« L’enfant de Paris » comme la profession le nomme aujourd’hui se souvient non sans malice de tous les détails qui jalonnèrent son enfance, et en particulier quand il fourrait son doigt dans les sauces et qu’il chipait un bout de quatre quart au coin du fourneau !
Mathieu s’imprégna des effluves des casseroles au dessus de son berceau et c’était finalement pour notre bien. « Paul Magnac, membre imminent du club des Cent, m’emmena à douze ans déjeuner chez Joël Robuchon qui était alors chez Jamin, rue de Longchamp. J’étais impressionné… Ce fut pour moi la plus extraordinaire découverte de ma vie ! ».
Mathieu Pacaud © Patrick Swirc
Actuellement au top niveau du podium gastronomique de la capitale, le génie de 35 ans garde les stigmates de son apprentissage rigoureux place des Vosges. Si L’Ambroisie mit dès 1988 la barre très haute, en s’inscrivant parmi les cent plus grands restaurants du monde, la rigueur et le talent de Mathieu l’amenèrent rapidement à décrocher ses propres étoiles.
Si bien qu’aujourd’hui, la famille Pacaud n’en réunit pas moins de six au Guide Michelin ! C’est à deux pas de la Tour Eiffel que se situent Histoires et Hexagone, deux lieux à la réputation déjà prestigieuse et qui concentrent toute l’attention du jeune chef. Dans cet espace de 1000 m2, à la fois sophistiqué, simplissime et divisé en salles distinctes, s’y précipitent les épicuriens du monde entier.
Porté par la créativité qui lui appartient, le chef ne manque pas de souligner l’importance d’un apprentissage classique : « Je suis né avec les valeurs du guide Michelin, à la fois dans la tradition et dans la modernité. Si leur jugement est impartial, je dis tant mieux ! »…

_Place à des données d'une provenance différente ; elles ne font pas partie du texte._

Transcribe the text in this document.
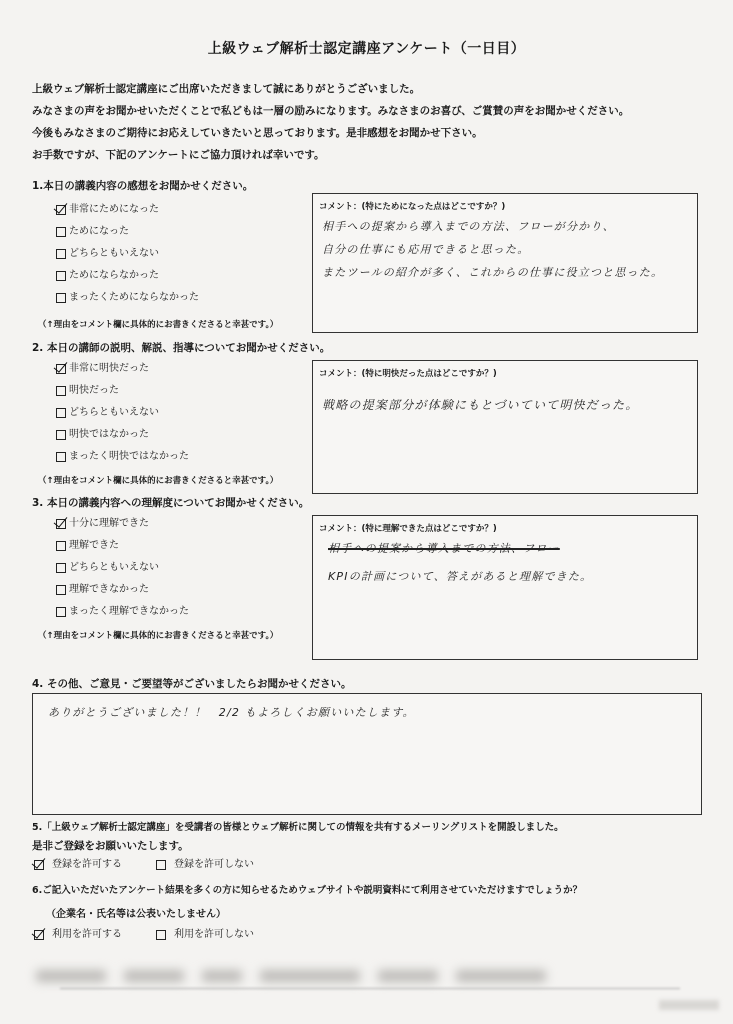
上級ウェブ解析士認定講座アンケート（一日目）
上級ウェブ解析士認定講座にご出席いただきまして誠にありがとうございました。
みなさまの声をお聞かせいただくことで私どもは一層の励みになります。みなさまのお喜び、ご賞賛の声をお聞かせください。
今後もみなさまのご期待にお応えしていきたいと思っております。是非感想をお聞かせ下さい。
お手数ですが、下記のアンケートにご協力頂ければ幸いです。
1.本日の講義内容の感想をお聞かせください。
非常にためになった
ためになった
どちらともいえない
ためにならなかった
まったくためにならなかった
（↑理由をコメント欄に具体的にお書きくださると幸甚です。）
コメント：(特にためになった点はどこですか？)
相手への提案から導入までの方法、フローが分かり、
自分の仕事にも応用できると思った。
またツールの紹介が多く、これからの仕事に役立つと思った。
2. 本日の講師の説明、解説、指導についてお聞かせください。
非常に明快だった
明快だった
どちらともいえない
明快ではなかった
まったく明快ではなかった
（↑理由をコメント欄に具体的にお書きくださると幸甚です。）
コメント：(特に明快だった点はどこですか？)
戦略の提案部分が体験にもとづいていて明快だった。
3. 本日の講義内容への理解度についてお聞かせください。
十分に理解できた
理解できた
どちらともいえない
理解できなかった
まったく理解できなかった
（↑理由をコメント欄に具体的にお書きくださると幸甚です。）
コメント：(特に理解できた点はどこですか？)
相手への提案から導入までの方法、フロー
KPIの計画について、答えがあると理解できた。
4. その他、ご意見・ご要望等がございましたらお聞かせください。
ありがとうございました！！　2/2 もよろしくお願いいたします。
5.「上級ウェブ解析士認定講座」を受講者の皆様とウェブ解析に関しての情報を共有するメーリングリストを開設しました。
是非ご登録をお願いいたします。
登録を許可する	登録を許可しない
6.ご記入いただいたアンケート結果を多くの方に知らせるためウェブサイトや説明資料にて利用させていただけますでしょうか？
（企業名・氏名等は公表いたしません）
利用を許可する	利用を許可しない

Les bases culinaires du chef sont certes, celles de l’Ambroisie où il gravit peu à peu chacun les échelons jusqu’à co-signer la carte avec Bernard Pacaud. On le constate d’entrée de jeu, les plus exceptionnels produits sont cuits dans les règles, assaisonnés avec justesse, montés à la loupe. Le festival est dans l’assiette, pour preuve en entrée, l’œuf mollet en robe de cresson ou le homard bleu servi avec sa frise de légumes printaniers. Un 20 sur 20 pour Mathieu Pacaud ? On n’en est pas loin.

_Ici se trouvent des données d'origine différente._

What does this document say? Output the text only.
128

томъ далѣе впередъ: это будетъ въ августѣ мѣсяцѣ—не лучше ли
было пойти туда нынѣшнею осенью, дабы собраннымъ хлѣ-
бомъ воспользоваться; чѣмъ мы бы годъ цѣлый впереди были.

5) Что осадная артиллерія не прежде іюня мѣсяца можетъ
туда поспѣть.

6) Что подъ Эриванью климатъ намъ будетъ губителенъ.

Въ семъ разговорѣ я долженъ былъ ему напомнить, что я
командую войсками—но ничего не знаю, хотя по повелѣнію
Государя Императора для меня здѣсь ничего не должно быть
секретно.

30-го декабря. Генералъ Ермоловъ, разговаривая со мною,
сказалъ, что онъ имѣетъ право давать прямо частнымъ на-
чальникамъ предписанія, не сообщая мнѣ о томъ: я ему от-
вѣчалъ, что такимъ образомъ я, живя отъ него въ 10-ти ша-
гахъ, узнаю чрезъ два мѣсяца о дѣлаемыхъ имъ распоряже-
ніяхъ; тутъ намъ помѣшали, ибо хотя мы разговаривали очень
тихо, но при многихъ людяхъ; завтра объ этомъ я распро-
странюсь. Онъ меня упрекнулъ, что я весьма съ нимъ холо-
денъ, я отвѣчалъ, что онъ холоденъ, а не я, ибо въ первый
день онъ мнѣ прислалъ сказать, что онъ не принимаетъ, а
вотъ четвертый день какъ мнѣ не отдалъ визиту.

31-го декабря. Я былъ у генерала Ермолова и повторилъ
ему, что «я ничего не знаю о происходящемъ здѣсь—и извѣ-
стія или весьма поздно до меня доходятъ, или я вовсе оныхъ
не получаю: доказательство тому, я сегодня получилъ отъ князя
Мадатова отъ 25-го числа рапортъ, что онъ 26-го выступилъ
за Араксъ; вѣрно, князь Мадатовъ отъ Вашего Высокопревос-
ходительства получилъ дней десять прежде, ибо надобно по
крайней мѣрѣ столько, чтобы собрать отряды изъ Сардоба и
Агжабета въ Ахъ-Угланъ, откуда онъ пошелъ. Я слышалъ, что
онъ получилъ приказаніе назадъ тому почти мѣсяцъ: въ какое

« Je suis attaché à l’expression culinaire dans tout ce qu’elle comporte : visuelle, olfactive, gustative… Le résultat doit être un choc de plaisirs. J’aime bousculer les stéréotypes : créer, sculpter, façonner, associer… ».
Pas de doute : l’artiste aux trois étoiles a sa signature personnelle. C’est le poète éclaireur du monde des gourmands. Un secret : si on a la chance de faire partie de son cercle intime, on saura qu’il possède mille autres facettes. « Quand j’ai deux secondes, je m’installe au piano pour faire des gammes. Je peux m’éterniser sur une étude de Chopin, voire m’échapper dans un musée pour contempler un tableau. C’est ainsi que je trouve mes repères… Voyez ce turbot à la carte, il est inspiré de Matisse ! ».
Les signes sensibles nous font souvent retrouver le temps, nous le redonnent au sein du temps perdu. Les signes de l’art, enfin, nous donnent un temps retrouvé, temps originel absolu qui comprend tous les autres (Gilles Deleuze). Le « déconstructionnisme » culinaire, selon Mathieu Pacaud est plus léger qu’un nuage. On le vérifie à tous les niveaux : textures, cuisson, émulsion. « Il est vrai que ma cuisine est moderne mais encadrée par la tradition! ».
A Histoires, on se délecte d’un sabayon aux agrumes parfaitement maîtrisé tandis que les sauces toute en justesse témoigne d’une vraie technicité. « Si nos recettes ont certes été épurées, elles n’ont pas pour autant perdu leurs bases fondamentales. Le fond de veau est un fond de veau… on ne plaisante pas avec ça ! A la carte, j’ai mis en exergue, au gré de mes envies, un commentaire, une anecdote sur le mets… J’explique d’où proviennent les produits et leurs garnitures, par exemple avec ces langoustines, caviar et Ricard de Marseille ou cet avocat tranché, tropézienne en chaud froid… Le client aime goûter et apprendre ».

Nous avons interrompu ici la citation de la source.